Not a country renowned for culinary skills, it used to be said that an Irish seven-course meal was a six pack and a boiled potato. Trying to keep down expenses, we sometimes purchased our dinner at the deli counter of a local supermarket and went back to our room at the B&B to eat, but when we ate at a restaurant or a pub on this trip we were quite pleased.
Wherever we went there was talk of Brexit both in the North and in the Free Republic of Ireland. All are disappointed that negotiations are extended for another year. They want it over with but neither side wants a “hard border” between Northern Ireland and the Republic which may result. Ireland ships a lot of food to the UK and Irish people are unsure of how trade conditions would change. Some in the North think reunification of Ireland north and south might happen. If Scotland breaks with the UK, Northern Ireland may as well. We toured Derry’s Walls and got a first-hand account of the troubles there, now quiet after the Good Friday Agreement negotiated by former Maine Senator George Mitchell has held for twenty years now.

Inch Strand Dingle
Many McLaughlins were caught up in that conflict over the centuries.


Anonymous said...

I wonder if the beautiful countryside and Irish culture will survive if the nation of only 4.8 million people imports a million refugees by 2040 as its current “leadership” intends to facilitate.

CaptDMO said...

While some folks proudly announce their imminent vacations in far away places, you were savvy NOT to.
There's ALWAYS the mooches wit "Oh bring me back some...." (annoying things and added travel weight.
What? Me? (I would have asked for a couple of bottles of Alanna sauce!)

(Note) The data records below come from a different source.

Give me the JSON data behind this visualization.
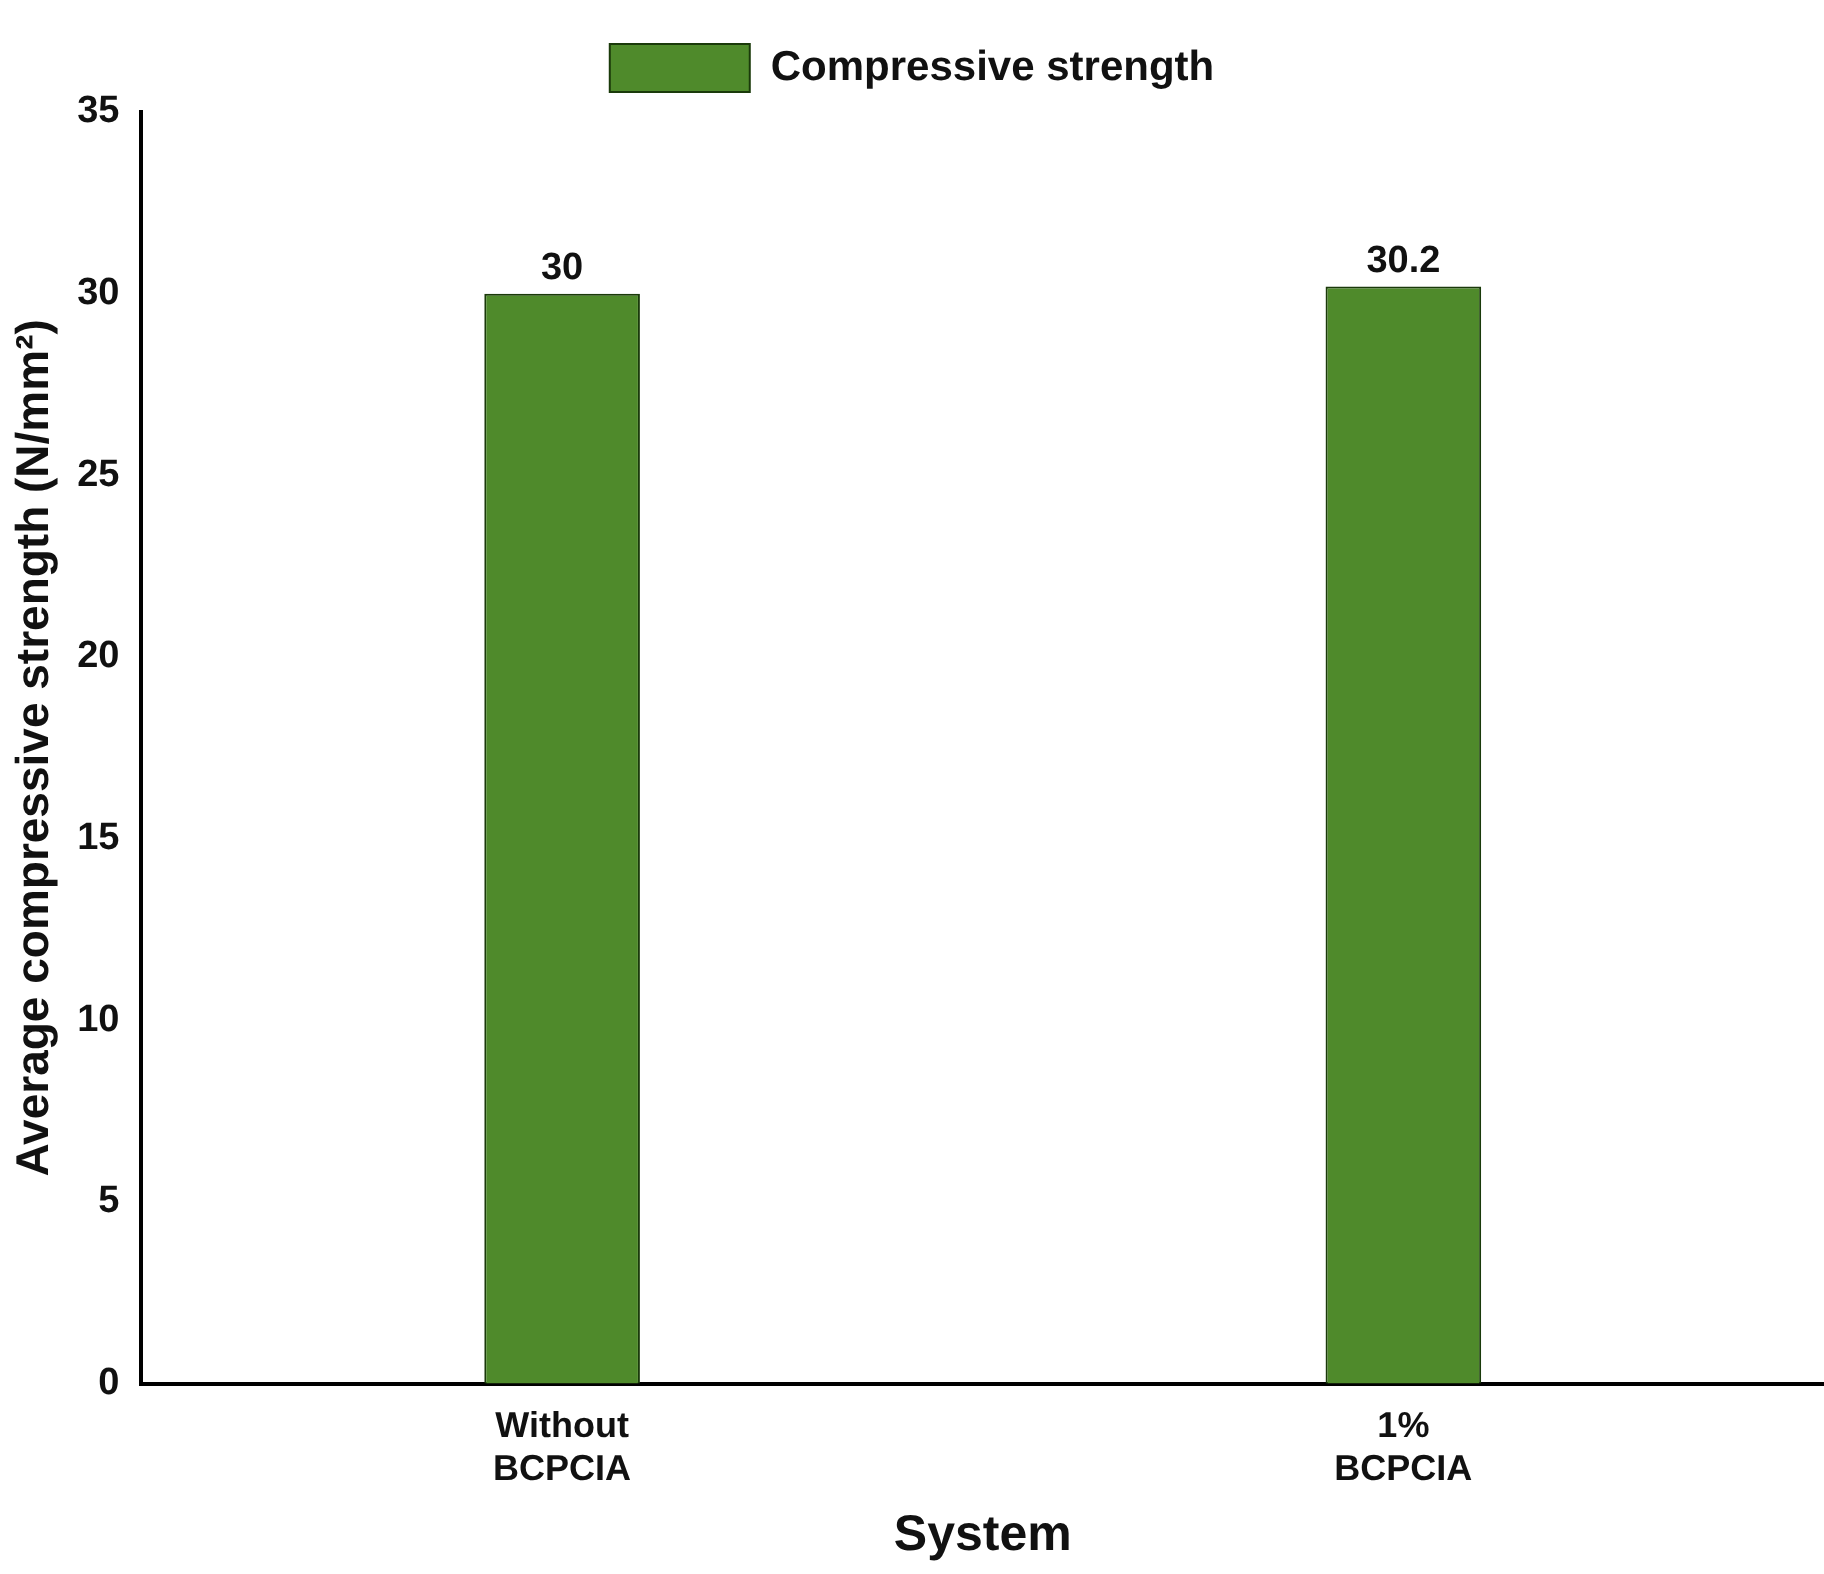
{
  "chart_data": {
    "type": "bar",
    "xlabel": "System",
    "ylabel": "Average compressive strength (N/mm²)",
    "categories": [
      "Without BCPCIA",
      "1% BCPCIA"
    ],
    "series": [
      {
        "name": "Compressive strength",
        "color": "#4f8a2b",
        "values": [
          30,
          30.2
        ]
      }
    ],
    "ylim": [
      0,
      35
    ],
    "yticks": [
      0,
      5,
      10,
      15,
      20,
      25,
      30,
      35
    ],
    "grid": false,
    "legend": "top",
    "data_labels": true
  }
}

"Here's your ancestor's home!"
Great, how quaint, don't forget to imagine no electricity, mass communication, running water (in OR out), nor convenient wheels everywhere! TRY to imagine what a "quick jaunt into town for the paper" would have entailed,(including literacy) suddenly, the smell of mucking the stalls, and mending the traces,-mid winter- with leather from....well, suddenly it isn't quite so romantic.

In THIS part of New England, I suspect we ALL know some of those folks who are
4th-5th, or more generations here, MAYBE even on the same homestead!.
Sometimes I'm envious of them, NOBODY asks them "When your there, bring me back some..." when they "visit" the land of their ancestors front door, now with a Google "street view", and a "smart" phone accessible video doorbell.